Das Gemischte: Erzulie Dantor ist Göttin, Geist und die schwarze Madonna von Czestochowa, sie liebt Kinder über alles, sie ist eine Freundin. Das sind Geschichten, die über sie umlaufen. Eine von ihnen ist in Dahlem, jetzt. Erzulie Freda, die hilft den unglücklich Liebenden, sie ist eine Babypuppe, und sie ist selbst unglücklich verliebt. Kraze Bize, ein Iwa, ein Geist des Todes, der ein Gesicht hat, zur Hälfte ein Schädel, der eine Sonnenbrille trägt, mit nur einem Glas, das andere Auge ist leer: weil er in diese und in jene Welt schauen kann. Das Gemischte: das Geistige und das Praktische.

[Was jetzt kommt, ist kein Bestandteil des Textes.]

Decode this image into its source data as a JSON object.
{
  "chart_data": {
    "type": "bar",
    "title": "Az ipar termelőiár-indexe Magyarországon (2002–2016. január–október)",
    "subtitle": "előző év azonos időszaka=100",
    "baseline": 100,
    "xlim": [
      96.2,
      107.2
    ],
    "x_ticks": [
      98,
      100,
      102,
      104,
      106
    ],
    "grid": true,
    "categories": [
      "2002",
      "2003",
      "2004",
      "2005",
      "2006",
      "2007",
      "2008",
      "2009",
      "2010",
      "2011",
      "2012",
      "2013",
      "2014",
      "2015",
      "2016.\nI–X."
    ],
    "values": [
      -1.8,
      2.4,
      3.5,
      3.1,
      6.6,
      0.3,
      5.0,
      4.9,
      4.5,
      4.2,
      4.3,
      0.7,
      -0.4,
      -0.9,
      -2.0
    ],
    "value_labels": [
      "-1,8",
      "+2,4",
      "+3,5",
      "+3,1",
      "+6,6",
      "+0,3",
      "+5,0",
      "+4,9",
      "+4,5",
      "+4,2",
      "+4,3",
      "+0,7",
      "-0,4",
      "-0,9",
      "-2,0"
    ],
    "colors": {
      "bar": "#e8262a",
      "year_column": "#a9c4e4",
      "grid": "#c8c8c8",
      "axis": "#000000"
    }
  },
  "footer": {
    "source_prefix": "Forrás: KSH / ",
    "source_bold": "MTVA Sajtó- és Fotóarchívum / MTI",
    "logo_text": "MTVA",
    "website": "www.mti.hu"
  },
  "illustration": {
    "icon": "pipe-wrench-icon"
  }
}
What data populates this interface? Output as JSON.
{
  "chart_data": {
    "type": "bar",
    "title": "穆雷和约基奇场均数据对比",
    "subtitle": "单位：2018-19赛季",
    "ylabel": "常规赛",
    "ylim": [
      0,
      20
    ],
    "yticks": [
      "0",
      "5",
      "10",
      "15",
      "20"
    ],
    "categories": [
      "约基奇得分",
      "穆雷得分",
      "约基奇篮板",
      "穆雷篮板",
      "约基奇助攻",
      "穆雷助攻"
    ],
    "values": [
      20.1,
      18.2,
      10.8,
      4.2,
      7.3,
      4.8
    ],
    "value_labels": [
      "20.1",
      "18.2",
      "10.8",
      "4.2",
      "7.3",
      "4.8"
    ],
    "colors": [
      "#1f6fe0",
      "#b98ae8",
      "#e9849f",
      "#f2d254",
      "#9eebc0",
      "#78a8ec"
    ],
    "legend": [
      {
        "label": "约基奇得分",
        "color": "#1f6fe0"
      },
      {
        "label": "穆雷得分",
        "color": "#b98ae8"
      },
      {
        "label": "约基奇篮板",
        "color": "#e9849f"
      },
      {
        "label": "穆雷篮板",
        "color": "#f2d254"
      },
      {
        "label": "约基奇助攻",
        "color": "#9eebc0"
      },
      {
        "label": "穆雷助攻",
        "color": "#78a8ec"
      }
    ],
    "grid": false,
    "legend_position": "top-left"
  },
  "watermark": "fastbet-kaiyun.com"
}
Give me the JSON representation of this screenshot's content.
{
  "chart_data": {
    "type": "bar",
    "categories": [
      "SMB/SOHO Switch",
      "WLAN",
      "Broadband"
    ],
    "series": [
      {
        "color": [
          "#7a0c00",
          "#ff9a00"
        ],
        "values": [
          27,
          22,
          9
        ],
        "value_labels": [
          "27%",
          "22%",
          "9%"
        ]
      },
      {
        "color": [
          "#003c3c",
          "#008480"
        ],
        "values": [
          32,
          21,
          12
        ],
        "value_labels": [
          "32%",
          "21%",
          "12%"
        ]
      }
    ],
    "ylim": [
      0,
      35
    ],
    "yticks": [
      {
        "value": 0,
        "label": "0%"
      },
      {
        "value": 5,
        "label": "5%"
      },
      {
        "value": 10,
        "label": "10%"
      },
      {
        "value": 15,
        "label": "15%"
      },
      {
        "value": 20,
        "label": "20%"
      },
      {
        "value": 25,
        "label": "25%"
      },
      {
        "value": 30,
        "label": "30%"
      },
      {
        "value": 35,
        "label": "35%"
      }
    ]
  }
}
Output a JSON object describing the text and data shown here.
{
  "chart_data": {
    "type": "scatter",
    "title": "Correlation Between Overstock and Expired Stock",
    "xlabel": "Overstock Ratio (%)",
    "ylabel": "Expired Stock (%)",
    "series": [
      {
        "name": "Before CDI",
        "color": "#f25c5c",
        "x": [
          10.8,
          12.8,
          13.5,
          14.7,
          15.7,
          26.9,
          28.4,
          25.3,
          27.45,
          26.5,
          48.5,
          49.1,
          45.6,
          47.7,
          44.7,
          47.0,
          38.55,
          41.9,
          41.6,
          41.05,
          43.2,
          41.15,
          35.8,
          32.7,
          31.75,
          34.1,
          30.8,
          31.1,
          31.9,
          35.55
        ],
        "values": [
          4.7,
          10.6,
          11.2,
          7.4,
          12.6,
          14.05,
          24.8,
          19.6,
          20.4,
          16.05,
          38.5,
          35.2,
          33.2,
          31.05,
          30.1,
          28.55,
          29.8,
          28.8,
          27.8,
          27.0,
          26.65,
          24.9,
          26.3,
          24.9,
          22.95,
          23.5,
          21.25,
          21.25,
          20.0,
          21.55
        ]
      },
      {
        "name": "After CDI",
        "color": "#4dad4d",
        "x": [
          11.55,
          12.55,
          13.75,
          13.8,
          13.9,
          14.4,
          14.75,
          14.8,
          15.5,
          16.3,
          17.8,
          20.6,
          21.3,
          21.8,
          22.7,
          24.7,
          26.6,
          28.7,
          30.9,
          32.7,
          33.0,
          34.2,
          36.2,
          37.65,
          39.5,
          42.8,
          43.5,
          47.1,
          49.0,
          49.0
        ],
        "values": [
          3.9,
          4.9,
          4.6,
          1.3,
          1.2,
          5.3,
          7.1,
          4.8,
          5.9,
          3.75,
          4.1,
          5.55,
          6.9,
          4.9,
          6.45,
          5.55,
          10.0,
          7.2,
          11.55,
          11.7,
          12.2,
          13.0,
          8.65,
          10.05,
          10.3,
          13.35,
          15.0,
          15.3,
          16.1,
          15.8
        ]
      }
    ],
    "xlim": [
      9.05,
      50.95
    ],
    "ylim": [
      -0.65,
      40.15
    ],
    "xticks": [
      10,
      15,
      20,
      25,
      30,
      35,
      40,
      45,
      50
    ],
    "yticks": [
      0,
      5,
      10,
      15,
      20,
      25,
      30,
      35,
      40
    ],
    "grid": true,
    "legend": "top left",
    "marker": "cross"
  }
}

Große Flaschen und Pakete mit Sättigung aus der, von der anderen Welt, für diese und die andere. Flaschen, die gehörnt sind, Flaschen mit Elixieren, die an ihrem oberen Ende Messer und Gabel haben, damit die Geister sich ihrer bedienen beim Essen. Das Gemischte: barocke Spiegel, die überformt sind mit Dingen des Vodou. Das Gemischte: die Liebe und die Macht, die Revolution, die von den Geheimnisgesellschaften gemacht wurde, der Machtmissbrauch, der sich dieser Formen bediente, die der Ermächtigung der Ohnmächtigen dienten. Poliander stößt mich an: ein halbdunkler Raum, in dem die Spiegelchen von den roten Kleidern der Bizango-Armee leuchten. Es ist nicht wie im Kino, es ist wie im Traum. Aber wir vergessen nicht ganz, dass wir in Dahlem sind, Berlin, Westberlin, genau zu sein. Wir vergessen nur die Zeit, den Rückspazierweg, das Eisessen. Das hat Zeit. Wir gehen lieber noch einmal zurück, noch einmal durch die Zimmer, wir schauen noch einmal in die Gucklöcher, hinter denen eine jenseitige Welt liegt oder das Nachbarzimmer, der Nebenschauplatz, das Zentrum der Welt, wo alles anders ist, handgemacht, gebraucht, wo die Gehörnten sind und die Zauberspiegel und die drei Babies aus Stoff, die ungelenk auf ihrem Stuhl klemmen und wahrscheinlich machtvolle Geister sind. Wahr schein lich. Gehen Sie hin, der Oktober kommt schneller, als man meint.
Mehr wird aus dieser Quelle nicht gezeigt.